I developed a mathematics model which can be described by 2nd order equation with constant coefficients as shown below.
$$\frac{\mathrm{d}^2y}{\mathrm{d}x^2} + A\frac{\mathrm{d} y}{\mathrm{d} x}- B\ W(Cy) = 0$$
Where, $A$, $B$ and $C$ are real numbers, and $B>0, C>0$. $W(z)$ is the principle branch of Lambert W function, which gives $z=W(z)\exp[W(z)]$. For convenience, we just consider the solution in $x∈[0, 1], y>0$.
As you can see, this equation is in simple form, but unfortunately contains the Lambert W function. It indicates that the solution, at least, cannot be expressed with elementary functions.
I have tried a lot of ways, but I failed due to my limited mathematics knowledge. However, I still don't want to compromise to use the numerical method to solve it. Can we 'smartly' transform the ODE, so that we can 'smartly' get the explicit solution of $y=f(x)$ which contains e.g. Lambert W function?
I deeply appreciate any of your help and hint!
Best Answer
This answer doesn't solve the problem but intends to simplify the ODE. $$\frac{d^2y}{dx^2} + A\frac{dy}{dx}- B\ W(Cy) = 0$$ This is a second order ODE of autonomous kind. The usual way to reduce the order is the change of function : $$\frac{dy}{dx}=u(y)\quad\implies\quad \frac{d^2y}{dx^2}=\frac{du}{dy}\frac{dy}{dx}=u\frac{du}{dy}$$ $$u(y)\frac{du}{dy} + A\:u(y)- B\ W(C\,y) = 0$$ This is a first order nonlinear ODE.
Now one has to solve for $u(y)$ an ODE of lower order. But this doesn't help us very much because this is extremely unlikely to be possible with such a special function involved. Even with simpler functions $f(y)$ solving $u(y)\frac{du}{dy} + A\:u(y)+f(y) = 0$ leads to complicated solutions or is often impossible analytically due to the non linearity. For example the Abel's differential equations of the second kind.
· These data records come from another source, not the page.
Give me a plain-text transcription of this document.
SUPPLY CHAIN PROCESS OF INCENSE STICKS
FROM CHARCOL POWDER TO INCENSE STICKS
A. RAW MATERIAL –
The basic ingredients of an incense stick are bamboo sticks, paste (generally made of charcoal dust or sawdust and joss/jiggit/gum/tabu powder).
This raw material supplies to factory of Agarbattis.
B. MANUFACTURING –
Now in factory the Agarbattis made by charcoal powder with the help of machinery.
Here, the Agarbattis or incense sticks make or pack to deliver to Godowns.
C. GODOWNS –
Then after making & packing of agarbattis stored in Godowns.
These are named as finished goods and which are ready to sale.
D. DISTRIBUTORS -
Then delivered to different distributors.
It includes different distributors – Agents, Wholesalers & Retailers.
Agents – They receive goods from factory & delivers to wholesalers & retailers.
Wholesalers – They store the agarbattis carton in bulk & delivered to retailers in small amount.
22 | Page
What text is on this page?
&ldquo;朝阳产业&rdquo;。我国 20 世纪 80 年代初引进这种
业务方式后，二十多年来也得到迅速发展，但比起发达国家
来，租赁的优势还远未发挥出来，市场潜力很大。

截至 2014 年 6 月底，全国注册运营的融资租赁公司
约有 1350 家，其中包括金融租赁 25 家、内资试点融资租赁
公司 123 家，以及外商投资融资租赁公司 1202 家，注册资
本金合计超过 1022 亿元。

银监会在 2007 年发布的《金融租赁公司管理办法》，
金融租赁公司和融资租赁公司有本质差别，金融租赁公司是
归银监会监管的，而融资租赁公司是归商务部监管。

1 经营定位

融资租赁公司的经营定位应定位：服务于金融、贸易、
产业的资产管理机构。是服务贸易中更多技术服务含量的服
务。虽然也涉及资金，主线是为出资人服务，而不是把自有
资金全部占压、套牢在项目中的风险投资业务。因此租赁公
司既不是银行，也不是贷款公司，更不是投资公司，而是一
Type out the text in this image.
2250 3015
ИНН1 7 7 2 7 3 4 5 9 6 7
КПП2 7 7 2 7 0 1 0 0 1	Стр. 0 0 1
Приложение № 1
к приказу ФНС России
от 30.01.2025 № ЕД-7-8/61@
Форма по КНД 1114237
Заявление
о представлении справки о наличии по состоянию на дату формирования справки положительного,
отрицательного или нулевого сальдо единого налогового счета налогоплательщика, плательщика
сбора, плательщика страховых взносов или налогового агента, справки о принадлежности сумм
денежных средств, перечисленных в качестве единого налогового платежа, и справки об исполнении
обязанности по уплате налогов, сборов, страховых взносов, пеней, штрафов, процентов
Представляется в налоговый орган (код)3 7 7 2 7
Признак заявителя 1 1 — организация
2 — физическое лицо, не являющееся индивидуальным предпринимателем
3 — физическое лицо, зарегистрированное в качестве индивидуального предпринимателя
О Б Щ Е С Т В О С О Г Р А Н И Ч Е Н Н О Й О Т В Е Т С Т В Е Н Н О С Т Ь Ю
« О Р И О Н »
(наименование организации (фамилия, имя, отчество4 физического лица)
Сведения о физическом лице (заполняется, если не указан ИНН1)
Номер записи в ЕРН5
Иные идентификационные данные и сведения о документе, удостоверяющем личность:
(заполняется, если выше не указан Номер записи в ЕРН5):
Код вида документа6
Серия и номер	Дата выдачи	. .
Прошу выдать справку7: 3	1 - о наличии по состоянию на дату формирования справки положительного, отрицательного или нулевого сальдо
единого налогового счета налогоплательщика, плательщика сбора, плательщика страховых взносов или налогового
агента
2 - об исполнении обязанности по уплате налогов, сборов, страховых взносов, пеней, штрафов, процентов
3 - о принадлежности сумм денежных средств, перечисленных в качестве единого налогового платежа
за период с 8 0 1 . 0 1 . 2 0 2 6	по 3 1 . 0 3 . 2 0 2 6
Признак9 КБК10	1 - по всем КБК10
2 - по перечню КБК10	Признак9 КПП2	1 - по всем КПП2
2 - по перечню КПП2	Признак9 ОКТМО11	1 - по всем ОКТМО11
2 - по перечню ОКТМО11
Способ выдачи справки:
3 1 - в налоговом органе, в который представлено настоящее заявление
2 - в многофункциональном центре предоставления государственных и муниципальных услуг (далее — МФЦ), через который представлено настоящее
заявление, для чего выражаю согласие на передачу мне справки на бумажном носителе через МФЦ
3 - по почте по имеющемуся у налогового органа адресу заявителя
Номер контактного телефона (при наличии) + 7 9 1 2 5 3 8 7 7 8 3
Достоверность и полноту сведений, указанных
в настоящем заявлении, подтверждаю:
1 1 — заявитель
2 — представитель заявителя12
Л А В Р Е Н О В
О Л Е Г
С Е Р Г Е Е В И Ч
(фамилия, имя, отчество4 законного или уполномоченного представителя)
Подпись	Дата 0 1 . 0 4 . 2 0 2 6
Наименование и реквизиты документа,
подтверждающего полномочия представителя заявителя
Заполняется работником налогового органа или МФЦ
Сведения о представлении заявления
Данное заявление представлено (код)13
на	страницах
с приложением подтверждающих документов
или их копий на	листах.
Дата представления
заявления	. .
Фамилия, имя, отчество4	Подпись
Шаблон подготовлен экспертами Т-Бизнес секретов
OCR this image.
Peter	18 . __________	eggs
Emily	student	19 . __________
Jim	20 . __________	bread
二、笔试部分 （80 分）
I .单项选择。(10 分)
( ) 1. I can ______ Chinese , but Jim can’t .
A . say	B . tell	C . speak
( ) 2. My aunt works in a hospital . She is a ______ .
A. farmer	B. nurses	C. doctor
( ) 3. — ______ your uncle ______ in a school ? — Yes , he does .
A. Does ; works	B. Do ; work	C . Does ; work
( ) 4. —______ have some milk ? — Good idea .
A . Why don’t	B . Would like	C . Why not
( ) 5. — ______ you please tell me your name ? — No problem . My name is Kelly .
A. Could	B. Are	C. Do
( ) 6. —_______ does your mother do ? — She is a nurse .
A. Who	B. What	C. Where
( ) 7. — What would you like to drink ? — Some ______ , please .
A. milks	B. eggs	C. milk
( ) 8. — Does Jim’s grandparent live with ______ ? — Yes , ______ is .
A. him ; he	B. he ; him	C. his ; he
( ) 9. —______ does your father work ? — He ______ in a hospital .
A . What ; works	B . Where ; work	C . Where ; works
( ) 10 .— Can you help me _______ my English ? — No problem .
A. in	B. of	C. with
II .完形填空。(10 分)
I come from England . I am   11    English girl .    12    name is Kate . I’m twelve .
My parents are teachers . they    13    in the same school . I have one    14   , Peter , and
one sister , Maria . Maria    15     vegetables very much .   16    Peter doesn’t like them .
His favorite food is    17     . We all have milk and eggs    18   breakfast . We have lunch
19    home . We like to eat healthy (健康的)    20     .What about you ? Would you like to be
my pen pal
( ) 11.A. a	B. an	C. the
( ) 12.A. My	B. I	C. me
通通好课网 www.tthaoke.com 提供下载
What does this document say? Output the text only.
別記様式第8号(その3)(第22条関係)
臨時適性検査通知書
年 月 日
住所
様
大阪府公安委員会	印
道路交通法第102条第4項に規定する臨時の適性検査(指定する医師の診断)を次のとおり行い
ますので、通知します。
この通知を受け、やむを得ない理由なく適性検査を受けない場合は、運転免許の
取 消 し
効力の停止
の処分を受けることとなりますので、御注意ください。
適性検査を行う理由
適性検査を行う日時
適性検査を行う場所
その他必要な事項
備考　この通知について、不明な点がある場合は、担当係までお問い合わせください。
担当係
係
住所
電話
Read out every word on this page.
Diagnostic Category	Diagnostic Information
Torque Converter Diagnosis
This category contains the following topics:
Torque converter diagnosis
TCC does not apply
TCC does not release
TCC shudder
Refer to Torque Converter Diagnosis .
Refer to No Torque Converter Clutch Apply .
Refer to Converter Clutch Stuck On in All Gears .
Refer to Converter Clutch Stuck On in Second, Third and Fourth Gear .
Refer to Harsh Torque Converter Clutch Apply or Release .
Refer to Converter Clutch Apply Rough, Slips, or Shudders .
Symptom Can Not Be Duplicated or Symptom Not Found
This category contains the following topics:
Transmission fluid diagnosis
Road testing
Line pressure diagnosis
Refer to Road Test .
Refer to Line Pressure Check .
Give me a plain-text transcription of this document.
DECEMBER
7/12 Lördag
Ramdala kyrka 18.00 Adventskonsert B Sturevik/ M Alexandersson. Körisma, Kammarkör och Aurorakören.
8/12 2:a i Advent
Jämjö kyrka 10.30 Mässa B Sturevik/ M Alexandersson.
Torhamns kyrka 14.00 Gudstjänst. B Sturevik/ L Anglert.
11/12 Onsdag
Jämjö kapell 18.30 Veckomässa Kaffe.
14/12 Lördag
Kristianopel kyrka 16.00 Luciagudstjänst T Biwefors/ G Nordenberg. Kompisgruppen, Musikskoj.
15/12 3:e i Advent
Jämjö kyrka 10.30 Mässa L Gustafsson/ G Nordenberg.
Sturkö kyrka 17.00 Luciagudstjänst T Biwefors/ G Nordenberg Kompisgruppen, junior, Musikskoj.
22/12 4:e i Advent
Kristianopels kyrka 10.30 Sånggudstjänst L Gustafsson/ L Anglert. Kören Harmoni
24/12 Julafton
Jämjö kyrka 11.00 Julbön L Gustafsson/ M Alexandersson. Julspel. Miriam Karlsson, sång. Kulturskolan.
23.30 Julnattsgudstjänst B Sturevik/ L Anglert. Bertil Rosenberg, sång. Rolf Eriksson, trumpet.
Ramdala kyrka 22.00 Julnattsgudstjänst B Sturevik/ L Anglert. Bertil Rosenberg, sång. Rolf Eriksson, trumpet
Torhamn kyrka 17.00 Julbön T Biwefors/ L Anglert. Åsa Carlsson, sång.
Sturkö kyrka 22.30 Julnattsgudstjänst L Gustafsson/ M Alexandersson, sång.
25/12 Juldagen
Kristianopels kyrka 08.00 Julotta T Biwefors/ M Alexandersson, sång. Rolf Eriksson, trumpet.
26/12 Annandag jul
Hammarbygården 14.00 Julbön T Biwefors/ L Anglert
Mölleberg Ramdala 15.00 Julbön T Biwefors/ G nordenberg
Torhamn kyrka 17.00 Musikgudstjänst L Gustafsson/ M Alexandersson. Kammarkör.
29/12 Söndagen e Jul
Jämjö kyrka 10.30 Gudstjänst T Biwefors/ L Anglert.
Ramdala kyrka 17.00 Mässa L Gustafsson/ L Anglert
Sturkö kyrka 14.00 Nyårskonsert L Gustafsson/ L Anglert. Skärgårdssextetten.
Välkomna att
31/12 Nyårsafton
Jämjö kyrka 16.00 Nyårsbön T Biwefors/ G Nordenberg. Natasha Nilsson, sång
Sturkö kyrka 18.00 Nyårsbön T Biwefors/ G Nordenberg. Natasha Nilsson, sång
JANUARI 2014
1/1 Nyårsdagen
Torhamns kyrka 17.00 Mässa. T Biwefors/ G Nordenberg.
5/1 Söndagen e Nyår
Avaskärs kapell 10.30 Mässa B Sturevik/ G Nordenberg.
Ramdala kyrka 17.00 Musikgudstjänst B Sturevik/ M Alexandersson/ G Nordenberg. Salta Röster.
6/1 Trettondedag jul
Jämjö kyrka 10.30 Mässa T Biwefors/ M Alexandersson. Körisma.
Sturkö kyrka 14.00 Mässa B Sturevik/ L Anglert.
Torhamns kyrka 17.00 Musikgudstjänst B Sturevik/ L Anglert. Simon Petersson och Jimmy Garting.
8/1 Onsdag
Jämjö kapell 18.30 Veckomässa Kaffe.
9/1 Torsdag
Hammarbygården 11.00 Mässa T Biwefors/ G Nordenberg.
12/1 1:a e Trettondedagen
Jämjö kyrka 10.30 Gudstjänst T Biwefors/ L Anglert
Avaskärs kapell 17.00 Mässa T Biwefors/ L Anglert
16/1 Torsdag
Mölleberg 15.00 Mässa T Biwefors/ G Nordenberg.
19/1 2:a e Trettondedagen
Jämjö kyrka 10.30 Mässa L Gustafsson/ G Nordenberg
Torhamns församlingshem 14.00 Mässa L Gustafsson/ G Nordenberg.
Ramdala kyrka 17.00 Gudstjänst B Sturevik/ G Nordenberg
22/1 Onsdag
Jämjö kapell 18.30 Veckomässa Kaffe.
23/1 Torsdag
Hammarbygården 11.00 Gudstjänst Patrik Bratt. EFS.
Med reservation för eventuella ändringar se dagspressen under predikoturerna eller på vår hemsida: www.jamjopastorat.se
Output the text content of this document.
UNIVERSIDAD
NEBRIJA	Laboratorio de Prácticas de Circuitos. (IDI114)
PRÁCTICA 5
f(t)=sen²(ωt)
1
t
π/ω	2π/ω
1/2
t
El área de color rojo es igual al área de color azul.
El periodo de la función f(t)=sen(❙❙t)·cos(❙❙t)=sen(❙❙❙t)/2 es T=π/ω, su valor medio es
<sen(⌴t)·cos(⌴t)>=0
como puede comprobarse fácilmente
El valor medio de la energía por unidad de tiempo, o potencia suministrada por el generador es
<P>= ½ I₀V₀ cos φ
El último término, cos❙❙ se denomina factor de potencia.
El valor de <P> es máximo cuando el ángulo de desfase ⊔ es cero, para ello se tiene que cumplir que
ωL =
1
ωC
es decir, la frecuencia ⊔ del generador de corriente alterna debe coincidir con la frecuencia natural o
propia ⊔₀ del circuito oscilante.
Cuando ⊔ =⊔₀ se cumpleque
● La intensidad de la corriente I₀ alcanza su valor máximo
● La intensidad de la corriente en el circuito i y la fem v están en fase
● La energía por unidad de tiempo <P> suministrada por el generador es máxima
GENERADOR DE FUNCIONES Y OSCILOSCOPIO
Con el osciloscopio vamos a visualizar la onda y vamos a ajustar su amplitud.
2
In addition : How to get ride of the special function.
Let $\quad W(Cy)=t(y)$
$W(Cy)e^{W(Cy)}=Cy\quad\implies\quad te^{t}=Cy\quad\implies\quad C\,dy=e^t(t+1)dt$
$$\frac{du}{dy}=\frac{du}{dt}\frac{dt}{dy}=\frac{C}{e^t(t+1)}\frac{du}{dt}$$
$$u\frac{C}{e^t(t+1)}\frac{du}{dt} + A\,u- B\,t = 0$$
$$\boxed{u\,\frac{du}{dt} + \frac{1}{C}e^t(t+1)\left(A\,u- B\,t\right) = 0}$$ This is a first order nonlinear ODE to be solved for $u(t)$.
Unfortunately even without special function into it solving this ODE for solution in terms of a finite number of standard functions seems not possible in the general case of the parameters.